A mammoth discovery of human adaptability

Knowing modern humans were surviving in the challenging environment that is the Arctic so long ago says a lot about their technological capabilities and adaptability, says Ted Goebel, interim head of the department of anthropology at Texas A&M University, who was not affiliated with the study. If they were successfully populating the region, he says, "They were very quick on their feet in terms of developing new technologies and adapting to new environmental conditions that they had never faced before."

And it wasn't just the Arctic. Around the same time, modern humans were migrating into high-elevation regions, the islands of Indonesia and deserts across Eurasia, Dr. Goebel points out in an interview with the Monitor. 

From Siberia to the Americas

This discovery could actually help explain the peopling of the Americas. The researchers' findings situate human populations quite nearby, or perhaps along, the path that humans took from Eurasia to the Americas. 

What is now the Bering Strait was a strip of land during the last Ice Age, as the glaciers drew water out of the oceans, lowering sea levels. The so-called land bridge stretched from Siberia to present-day Alaska.

But for humans to migrate over the land bridge, they would have to pass through parts of the Arctic. 
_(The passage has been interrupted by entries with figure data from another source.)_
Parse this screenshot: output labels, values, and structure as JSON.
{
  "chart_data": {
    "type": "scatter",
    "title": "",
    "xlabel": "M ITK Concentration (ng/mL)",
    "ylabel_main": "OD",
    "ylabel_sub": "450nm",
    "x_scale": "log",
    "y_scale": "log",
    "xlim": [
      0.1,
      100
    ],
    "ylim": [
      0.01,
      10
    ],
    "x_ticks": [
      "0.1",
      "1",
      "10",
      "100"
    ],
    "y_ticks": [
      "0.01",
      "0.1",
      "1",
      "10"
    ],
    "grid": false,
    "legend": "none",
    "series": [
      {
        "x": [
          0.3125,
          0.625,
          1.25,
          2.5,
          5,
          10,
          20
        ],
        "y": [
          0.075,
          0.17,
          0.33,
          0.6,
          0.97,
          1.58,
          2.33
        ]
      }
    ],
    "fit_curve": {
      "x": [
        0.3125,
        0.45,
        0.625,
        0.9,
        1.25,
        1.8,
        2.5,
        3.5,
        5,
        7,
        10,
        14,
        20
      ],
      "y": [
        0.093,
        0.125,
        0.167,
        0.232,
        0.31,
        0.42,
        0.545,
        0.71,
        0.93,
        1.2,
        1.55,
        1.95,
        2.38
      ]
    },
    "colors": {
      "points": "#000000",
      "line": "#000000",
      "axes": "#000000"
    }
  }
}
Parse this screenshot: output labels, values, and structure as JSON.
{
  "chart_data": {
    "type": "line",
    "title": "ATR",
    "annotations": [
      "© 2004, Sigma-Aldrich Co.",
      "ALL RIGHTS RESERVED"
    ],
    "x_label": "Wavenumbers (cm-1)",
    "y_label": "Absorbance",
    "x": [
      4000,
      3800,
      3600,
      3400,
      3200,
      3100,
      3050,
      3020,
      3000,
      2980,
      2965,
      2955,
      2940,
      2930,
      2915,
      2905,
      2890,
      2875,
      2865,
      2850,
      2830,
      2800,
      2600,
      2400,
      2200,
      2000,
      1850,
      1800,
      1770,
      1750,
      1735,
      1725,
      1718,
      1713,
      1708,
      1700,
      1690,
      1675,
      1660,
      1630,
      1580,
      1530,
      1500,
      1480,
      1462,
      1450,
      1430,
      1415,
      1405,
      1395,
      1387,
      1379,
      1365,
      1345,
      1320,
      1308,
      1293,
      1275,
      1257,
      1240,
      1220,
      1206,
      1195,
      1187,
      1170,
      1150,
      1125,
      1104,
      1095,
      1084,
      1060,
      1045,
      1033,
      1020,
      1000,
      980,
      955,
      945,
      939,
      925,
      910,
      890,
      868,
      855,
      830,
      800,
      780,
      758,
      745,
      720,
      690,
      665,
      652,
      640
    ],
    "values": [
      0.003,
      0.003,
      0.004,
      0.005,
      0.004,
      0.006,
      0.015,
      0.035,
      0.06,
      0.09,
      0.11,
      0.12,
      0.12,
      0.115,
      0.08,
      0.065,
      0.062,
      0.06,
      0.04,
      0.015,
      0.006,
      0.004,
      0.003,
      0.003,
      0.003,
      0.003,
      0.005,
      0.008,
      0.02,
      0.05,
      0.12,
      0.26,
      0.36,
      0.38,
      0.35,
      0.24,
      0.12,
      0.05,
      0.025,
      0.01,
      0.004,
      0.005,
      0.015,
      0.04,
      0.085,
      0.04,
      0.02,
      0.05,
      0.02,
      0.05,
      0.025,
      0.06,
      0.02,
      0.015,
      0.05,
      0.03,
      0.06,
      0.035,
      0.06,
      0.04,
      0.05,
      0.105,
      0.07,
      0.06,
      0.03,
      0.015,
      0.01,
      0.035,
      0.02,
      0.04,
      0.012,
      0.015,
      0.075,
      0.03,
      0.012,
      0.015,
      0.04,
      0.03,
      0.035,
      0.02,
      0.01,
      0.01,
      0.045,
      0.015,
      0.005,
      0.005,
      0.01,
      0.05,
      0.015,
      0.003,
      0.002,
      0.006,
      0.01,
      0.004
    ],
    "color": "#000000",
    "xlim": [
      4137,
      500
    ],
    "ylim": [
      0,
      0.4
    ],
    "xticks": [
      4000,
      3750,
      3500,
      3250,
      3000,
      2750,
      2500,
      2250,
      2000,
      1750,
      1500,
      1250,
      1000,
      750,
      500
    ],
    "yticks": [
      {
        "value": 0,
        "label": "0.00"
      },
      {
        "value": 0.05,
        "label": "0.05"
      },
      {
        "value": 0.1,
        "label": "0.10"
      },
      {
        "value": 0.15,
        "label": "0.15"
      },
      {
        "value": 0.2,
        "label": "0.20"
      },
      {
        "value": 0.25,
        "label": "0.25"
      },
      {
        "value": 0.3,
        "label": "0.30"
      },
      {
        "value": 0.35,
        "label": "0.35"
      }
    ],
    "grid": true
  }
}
"In order for humans to get to the Americas, they had to have first developed these Arctic technologies and adaptations," Goebel says. "Not because in places like Texas, where I live, you need to know how to live in the Arctic, but to get to Texas, you had to pass through the Arctic. There's this need for that condition first and we used to think that that condition developed 20,000 years ago."

So if humans were able to survive in such an environment and were nearby some 45,000 years ago, perhaps humans made it to present-day Alaska and beyond much earlier than previously thought. 

Which humans?

"It's a smoking gun," Goebel says of the find. Humans were living far north in Siberia some 45,000 years ago. 

But, with only evidence of mammoth hunters, we can't be completely sure that it was modern humans, Homo sapiens, that made the cut marks on the bones. Perhaps it was a late-surviving group of an archaic human species in the region, Goebel suggests. 

Neanderthals and their close cousins, Denisovans, could be other candidates. What it hinges on is whether the archaic humans were capable of the technologies necessary to hunt the mammoth and survive so far North. Most scientists don't think they were so advanced.

If researchers discover human remains nearby, that would resolve the dilemma, Goebel says. But, "I'd presume these were modern humans too," he says.